The matter of the emperor’s clocks was only one example of Western technology and science aiding Ricci’s reputation with the court. In 1602, he published a huge—36 feet wide—version of the world map he had made while living in Zhaoqing. Shocking though it was to Chinese assumptions about the shape of the world and the size of China, even the Wanli emperor displayed a copy in his quarters. (In January 2010, the University of Minnesota’s library bought one of five surviving examples of this great map for $1,000,000.)
Not only was Ricci well-versed in the “natural philosophy” of his era, he deeply appreciated the complementary roles of faith and reason. Ricci’s college studies with Christoph Clavius, the Jesuit who devised the Gregorian calendar, had covered mathematics, astronomy, optics, geography, and the use of scientific instruments. Such knowledge was applied in the same spirit by his Jesuit successors in Peking who brought the telescope, constructed a globe, and corrected the Chinese calendar, among other accomplishments.
In 1603, Ricci published his key work, The True Meaning of the Lord of Heaven (Tianzhu shiyi). This pre-evangelization dialogue invites readers to escape the prison of a merely natural existence to find lasting joy in God. (Well over a century later, this book came into the hands of a Korean and sparked the first Catholic evangelization of his country.)
Ricci became a minor celebrity at Peking. He was in constant demand at elite dinner parties and candidates taking the imperial examinations flocked to meet him. After a visiting Chinese Jew mistook Ricci for a fellow Jew, he was invited to become the rabbi of a synagogue in Kaifeng. The Wanli emperor may have considered Ricci an exotic pet. The Wise Man from the West simply wore out in his silken harness. He died of a fever on May 11, 1610. His tomb and those of other pioneer Jesuits still survive undamaged in Bejing.
Alas, Ricci’s accommodations with Confucian culture alarmed later missionaries who were hostile to the Jesuits. They claimed he promoted “idolatrous” Chinese rites, a complicated matter debated in Rome for years, until in 1704 Pope Clement XI condemned reverence for Confucius and one’s ancestors. He reconfirmed his decision in 1715. The formerly tolerant Kangxi emperor banned Christian missions in 1721. His successor exiled most of the Jesuits in Peking.
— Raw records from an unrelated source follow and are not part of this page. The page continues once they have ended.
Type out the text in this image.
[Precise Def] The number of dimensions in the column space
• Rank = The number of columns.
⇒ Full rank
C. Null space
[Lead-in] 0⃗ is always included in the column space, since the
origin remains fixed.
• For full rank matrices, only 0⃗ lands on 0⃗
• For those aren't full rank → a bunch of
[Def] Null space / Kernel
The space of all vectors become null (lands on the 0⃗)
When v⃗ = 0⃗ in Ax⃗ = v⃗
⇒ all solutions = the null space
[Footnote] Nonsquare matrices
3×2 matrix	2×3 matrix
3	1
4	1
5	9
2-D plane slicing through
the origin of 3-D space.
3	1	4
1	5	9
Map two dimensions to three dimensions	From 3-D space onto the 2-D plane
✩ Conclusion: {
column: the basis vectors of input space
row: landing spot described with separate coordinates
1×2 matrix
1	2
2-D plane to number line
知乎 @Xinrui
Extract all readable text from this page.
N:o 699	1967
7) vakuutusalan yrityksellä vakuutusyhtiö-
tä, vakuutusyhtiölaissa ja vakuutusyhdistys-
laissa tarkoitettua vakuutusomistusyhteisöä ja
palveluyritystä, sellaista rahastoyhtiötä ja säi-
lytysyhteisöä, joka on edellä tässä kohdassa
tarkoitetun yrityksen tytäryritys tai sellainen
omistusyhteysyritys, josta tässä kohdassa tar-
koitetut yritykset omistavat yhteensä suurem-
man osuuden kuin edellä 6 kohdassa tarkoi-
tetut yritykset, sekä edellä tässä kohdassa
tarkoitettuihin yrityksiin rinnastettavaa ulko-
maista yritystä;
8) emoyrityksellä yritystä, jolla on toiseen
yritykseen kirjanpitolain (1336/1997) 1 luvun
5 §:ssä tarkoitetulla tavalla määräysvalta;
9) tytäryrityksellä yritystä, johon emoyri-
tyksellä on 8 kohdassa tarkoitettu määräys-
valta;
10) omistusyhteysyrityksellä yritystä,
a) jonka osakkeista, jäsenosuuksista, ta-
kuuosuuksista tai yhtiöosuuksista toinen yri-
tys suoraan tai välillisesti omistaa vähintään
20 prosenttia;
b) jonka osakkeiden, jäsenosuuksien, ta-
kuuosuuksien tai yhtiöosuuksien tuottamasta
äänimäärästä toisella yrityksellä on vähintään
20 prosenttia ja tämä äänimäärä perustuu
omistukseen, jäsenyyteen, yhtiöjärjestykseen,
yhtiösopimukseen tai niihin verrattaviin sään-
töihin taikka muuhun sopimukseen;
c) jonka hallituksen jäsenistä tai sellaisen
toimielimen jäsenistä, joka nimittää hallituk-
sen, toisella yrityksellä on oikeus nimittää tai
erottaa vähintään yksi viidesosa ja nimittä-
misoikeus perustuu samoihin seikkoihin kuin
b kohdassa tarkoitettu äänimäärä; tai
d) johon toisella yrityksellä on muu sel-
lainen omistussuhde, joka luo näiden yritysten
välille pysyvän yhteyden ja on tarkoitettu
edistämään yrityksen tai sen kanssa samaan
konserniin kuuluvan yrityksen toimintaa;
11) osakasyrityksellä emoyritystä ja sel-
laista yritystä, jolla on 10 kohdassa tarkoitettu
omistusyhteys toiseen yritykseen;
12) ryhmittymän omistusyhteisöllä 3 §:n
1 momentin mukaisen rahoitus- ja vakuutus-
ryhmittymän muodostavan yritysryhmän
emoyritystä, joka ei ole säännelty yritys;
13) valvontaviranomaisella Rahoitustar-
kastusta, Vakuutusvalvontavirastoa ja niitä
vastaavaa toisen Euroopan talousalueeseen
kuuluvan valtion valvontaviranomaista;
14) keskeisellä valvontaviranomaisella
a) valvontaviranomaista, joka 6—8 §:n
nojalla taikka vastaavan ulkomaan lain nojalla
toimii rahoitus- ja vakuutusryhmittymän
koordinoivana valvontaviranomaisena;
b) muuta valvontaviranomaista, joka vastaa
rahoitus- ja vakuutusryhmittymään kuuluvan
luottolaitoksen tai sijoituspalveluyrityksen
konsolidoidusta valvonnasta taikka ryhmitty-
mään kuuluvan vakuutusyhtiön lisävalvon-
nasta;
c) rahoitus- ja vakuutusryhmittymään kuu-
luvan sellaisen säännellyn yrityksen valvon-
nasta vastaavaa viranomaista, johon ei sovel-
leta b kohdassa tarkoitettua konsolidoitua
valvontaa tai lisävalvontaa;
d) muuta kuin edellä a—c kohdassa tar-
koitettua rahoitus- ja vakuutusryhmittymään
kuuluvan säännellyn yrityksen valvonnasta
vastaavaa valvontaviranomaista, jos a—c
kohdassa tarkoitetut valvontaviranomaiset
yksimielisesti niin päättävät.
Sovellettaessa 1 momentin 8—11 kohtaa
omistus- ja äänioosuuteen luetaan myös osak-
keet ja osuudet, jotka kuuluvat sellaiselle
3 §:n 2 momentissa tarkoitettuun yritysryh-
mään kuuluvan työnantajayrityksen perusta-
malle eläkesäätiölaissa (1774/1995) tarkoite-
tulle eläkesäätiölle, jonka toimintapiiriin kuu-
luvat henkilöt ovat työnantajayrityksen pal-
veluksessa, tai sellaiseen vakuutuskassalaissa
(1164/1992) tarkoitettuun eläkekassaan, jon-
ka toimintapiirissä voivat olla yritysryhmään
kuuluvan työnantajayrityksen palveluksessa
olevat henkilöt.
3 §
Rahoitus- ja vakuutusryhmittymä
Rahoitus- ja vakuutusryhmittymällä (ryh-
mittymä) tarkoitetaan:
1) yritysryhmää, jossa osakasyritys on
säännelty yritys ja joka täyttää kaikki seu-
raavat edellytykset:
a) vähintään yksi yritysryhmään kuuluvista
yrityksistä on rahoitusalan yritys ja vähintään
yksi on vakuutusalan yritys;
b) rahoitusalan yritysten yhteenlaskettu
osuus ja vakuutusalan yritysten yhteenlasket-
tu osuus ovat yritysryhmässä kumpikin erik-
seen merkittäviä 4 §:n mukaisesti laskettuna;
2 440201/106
Catholic evangelization in China was hampered until Pius XII relaxed the former policy in 1939 to permit civic and familial honors.
Nevertheless, posthumous honors have continued for Ricci. A Jesuit colleague who had worked in Japan praised him for doing “more with his death than with his life.” Peking Buddhists revered him as the bodhisattva (“saint”) Li Madou pusa. Ricci and Marco Polo are the only Westerners depicted in the Millennium Building in Beijing. On January 24, 2010, beatification proceedings reopened for Ricci in his home diocese of Macerata-Tolentino.
Matteo Ricci wrote, “This life is for us but a journey, we are not here forever, nor does our final goal lie here below.” Li Madou’s own path to heaven went by way of Peking. Ten million Chinese Catholics now follow in his wake.